Le Premier ministre israélien Benjamin Netanyahu promet de poursuivre cette guerre jusqu’à ce que le Hamas soit vaincu, ce qui pourrait prolonger les combats jusqu’en 2025. Pourtant, la guerre prolongée à Gaza et les souffrances palestiniennes dans l’enclave signifient que les dirigeants égyptiens seront confrontés à une pression accrue de la part de leur propre population, surtout si les Palestiniens fuient Gaza en grand nombre pour le Sinaï ou si les troupes de Tsahal tuent davantage de soldats égyptiens. L’impact de ces scénarios sur l’accord de Camp David reste une question ouverte.

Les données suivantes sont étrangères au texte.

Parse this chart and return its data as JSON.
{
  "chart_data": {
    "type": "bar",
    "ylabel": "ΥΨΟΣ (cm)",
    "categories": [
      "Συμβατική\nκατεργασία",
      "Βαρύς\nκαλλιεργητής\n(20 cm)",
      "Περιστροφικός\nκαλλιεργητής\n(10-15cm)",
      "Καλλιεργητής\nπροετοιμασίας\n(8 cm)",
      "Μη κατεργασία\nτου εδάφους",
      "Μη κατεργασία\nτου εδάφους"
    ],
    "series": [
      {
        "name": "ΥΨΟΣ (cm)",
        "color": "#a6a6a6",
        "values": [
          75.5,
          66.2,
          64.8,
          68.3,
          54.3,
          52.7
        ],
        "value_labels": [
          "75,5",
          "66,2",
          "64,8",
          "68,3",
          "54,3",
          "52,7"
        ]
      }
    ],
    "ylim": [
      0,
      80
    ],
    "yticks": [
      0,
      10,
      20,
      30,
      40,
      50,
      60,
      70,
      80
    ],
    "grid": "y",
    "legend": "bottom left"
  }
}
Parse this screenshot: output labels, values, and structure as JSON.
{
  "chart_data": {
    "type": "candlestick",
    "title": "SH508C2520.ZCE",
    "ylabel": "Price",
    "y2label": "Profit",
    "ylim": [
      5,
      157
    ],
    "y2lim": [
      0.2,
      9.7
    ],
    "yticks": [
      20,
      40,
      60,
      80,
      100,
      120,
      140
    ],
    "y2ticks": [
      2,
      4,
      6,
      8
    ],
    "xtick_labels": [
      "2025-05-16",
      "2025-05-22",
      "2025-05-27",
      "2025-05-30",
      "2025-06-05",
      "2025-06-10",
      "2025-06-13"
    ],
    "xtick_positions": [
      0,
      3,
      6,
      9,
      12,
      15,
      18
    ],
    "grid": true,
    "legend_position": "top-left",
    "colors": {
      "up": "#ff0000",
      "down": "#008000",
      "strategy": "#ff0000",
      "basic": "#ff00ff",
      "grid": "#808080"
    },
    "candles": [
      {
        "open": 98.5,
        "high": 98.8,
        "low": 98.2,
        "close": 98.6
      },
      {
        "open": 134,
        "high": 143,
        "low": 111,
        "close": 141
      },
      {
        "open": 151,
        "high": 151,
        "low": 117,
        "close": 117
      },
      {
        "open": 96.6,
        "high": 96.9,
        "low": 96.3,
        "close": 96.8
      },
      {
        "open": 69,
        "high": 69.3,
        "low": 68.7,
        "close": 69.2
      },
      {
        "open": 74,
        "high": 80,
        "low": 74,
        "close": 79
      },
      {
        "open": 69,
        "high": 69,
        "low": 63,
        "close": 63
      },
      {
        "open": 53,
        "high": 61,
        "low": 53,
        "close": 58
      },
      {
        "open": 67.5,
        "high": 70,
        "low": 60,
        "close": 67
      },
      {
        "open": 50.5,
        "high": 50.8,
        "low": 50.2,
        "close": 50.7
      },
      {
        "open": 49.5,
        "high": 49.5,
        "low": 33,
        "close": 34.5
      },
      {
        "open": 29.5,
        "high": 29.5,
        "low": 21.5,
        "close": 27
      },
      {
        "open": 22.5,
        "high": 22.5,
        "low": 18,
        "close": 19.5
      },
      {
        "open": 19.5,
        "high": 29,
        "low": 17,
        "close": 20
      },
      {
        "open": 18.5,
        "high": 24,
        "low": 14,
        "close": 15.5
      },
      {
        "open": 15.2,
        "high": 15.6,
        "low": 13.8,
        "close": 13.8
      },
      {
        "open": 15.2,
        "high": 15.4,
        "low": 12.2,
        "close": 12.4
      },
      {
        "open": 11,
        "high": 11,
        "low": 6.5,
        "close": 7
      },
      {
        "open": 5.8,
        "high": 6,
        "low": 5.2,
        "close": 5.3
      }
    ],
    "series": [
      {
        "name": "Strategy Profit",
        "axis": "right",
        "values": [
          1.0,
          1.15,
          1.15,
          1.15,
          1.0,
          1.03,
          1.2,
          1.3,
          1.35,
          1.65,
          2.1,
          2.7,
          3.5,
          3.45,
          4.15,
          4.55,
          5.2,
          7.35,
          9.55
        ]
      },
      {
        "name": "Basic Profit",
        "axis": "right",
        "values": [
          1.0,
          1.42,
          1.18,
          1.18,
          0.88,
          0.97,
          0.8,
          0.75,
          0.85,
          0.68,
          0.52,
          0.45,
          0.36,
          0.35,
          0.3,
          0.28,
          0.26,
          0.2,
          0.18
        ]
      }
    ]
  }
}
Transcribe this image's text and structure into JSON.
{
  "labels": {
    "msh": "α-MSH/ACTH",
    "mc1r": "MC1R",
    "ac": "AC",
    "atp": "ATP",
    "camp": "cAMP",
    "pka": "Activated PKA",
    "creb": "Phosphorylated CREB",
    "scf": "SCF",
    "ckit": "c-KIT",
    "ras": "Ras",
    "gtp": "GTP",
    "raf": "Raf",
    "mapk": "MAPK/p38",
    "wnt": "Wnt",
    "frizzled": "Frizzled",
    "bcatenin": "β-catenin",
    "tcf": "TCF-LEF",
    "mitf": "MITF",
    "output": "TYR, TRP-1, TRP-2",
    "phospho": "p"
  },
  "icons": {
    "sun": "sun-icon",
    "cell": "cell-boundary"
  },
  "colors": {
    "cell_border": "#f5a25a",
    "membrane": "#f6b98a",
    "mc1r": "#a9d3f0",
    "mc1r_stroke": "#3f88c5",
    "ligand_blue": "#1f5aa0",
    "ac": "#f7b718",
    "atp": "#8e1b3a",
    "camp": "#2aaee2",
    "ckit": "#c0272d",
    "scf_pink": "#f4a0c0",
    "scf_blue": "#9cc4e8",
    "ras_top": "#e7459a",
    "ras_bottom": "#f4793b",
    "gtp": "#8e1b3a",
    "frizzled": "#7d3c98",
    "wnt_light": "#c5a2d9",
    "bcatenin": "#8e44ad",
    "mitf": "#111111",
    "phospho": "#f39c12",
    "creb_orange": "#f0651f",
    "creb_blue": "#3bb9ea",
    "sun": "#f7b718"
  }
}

Ce qui est clair, cependant, c’est que le gouvernement du Caire veut que cette guerre à Gaza se termine le plus rapidement possible pour soulager le régime de Sissi de ces pressions. C’est pourquoi l’Égypte travaille dur avec le Qatar pour négocier un cessez-le-feu durable. Malheureusement, les efforts diplomatiques du Caire et de Doha pour mettre fin à cette horrible guerre n’ont pas encore été couronnés de succès. Tant que ce résultat ne sera pas atteint, le gouvernement égyptien restera extrêmement vulnérable et semblera faible.